Physicians committed to the care of elderly patients are challenged with the diagnosis of venous thromboembolism (VTE: deep venous thrombosis and pulmonary embolism) due to a higher incidence, co-morbidities masking signs and symptoms and burdening referrals. Clinical decision rules (CDRs) have been developed and implemented for VTE. Yet, until now, no study has evaluated the existing evidence of the diagnostic accuracy of CDRs for VTE in elderly.
The purpose of this study was to assess the effect of increasing age on diagnostic accuracy of CDRs for VTE in elderly.

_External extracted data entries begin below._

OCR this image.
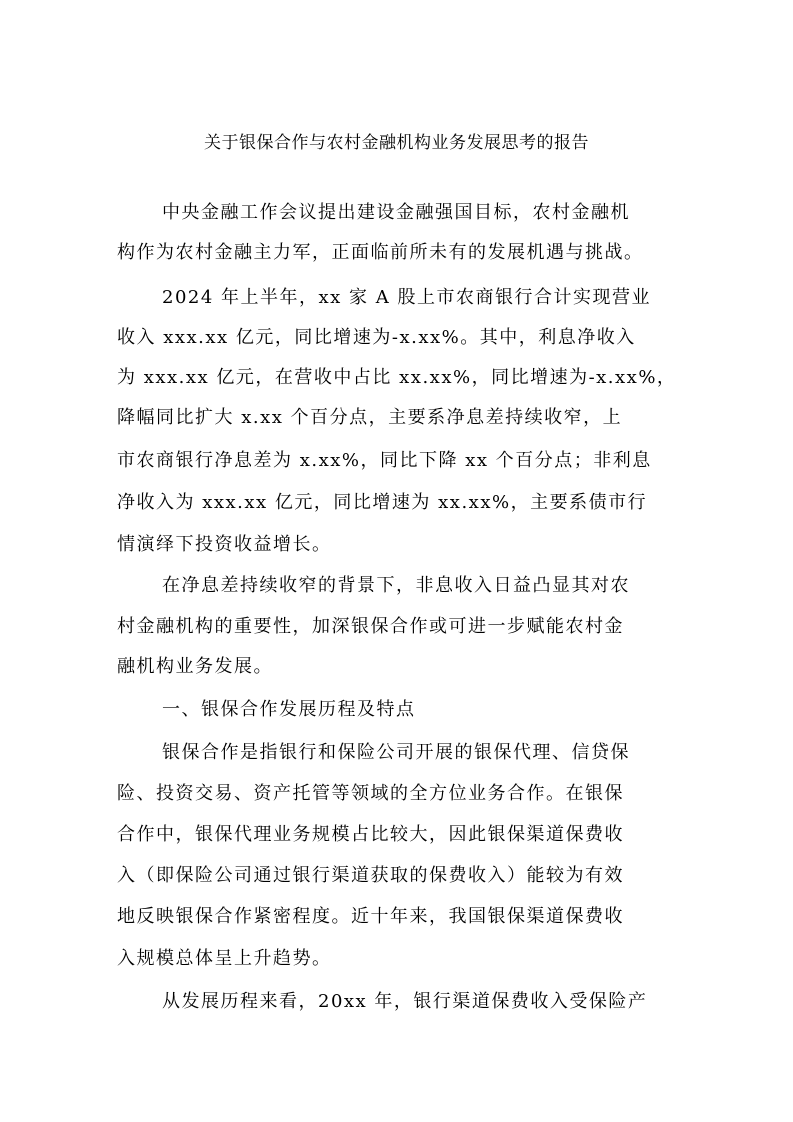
关于银保合作与农村金融机构业务发展思考的报告
中央金融工作会议提出建设金融强国目标，农村金融机
构作为农村金融主力军，正面临前所未有的发展机遇与挑战。
2024 年上半年，xx 家 A 股上市农商银行合计实现营业
收入 xxx.xx 亿元，同比增速为-x.xx%。其中，利息净收入
为 xxx.xx 亿元，在营收中占比 xx.xx%，同比增速为-x.xx%，
降幅同比扩大 x.xx 个百分点，主要系净息差持续收窄，上
市农商银行净息差为 x.xx%，同比下降 xx 个百分点；非利息
净收入为 xxx.xx 亿元，同比增速为 xx.xx%，主要系债市行
情演绎下投资收益增长。
在净息差持续收窄的背景下，非息收入日益凸显其对农
村金融机构的重要性，加深银保合作或可进一步赋能农村金
融机构业务发展。
一、银保合作发展历程及特点
银保合作是指银行和保险公司开展的银保代理、信贷保
险、投资交易、资产托管等领域的全方位业务合作。在银保
合作中，银保代理业务规模占比较大，因此银保渠道保费收
入（即保险公司通过银行渠道获取的保费收入）能较为有效
地反映银保合作紧密程度。近十年来，我国银保渠道保费收
入规模总体呈上升趋势。
从发展历程来看，20xx 年，银行渠道保费收入受保险产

A computerized systematic search was performed in Medline and Embase from 1950 to 2010 to obtain data. After checking reference lists and field experts, all key journals were hand searched.After review of 1538 eligible citations, nine articles were included and critically appraised on methodological quality by two reviewers using the QUADAS criteria. Data on age subgroups, type of CDRs, sensitivity, specificity, safety, efficiency and the prevalence of deep venous thrombosis (DVT) and pulmonary embolism (PE) were extracted. Although sensitivity and safety of the CDRs for VTE in elderly remained high, the specificity and efficiency decreased substantially in older age groups. A limited number of studies met our inclusion criteria. Possible referral bias due to inclusion of relatively high risk elderly patients.
This diagnostic review demonstrates an increase of prevalence of PE with age and a strong decrease of specificity and efficiency for CDRs of VTE in older patients. Moreover, due to referral bias the decrease in specificity in the elderly may even be underestimated. Although the safety of CDRs for VTE is high, adapting these rules for elderly is much needed to make them more efficient for aged patients.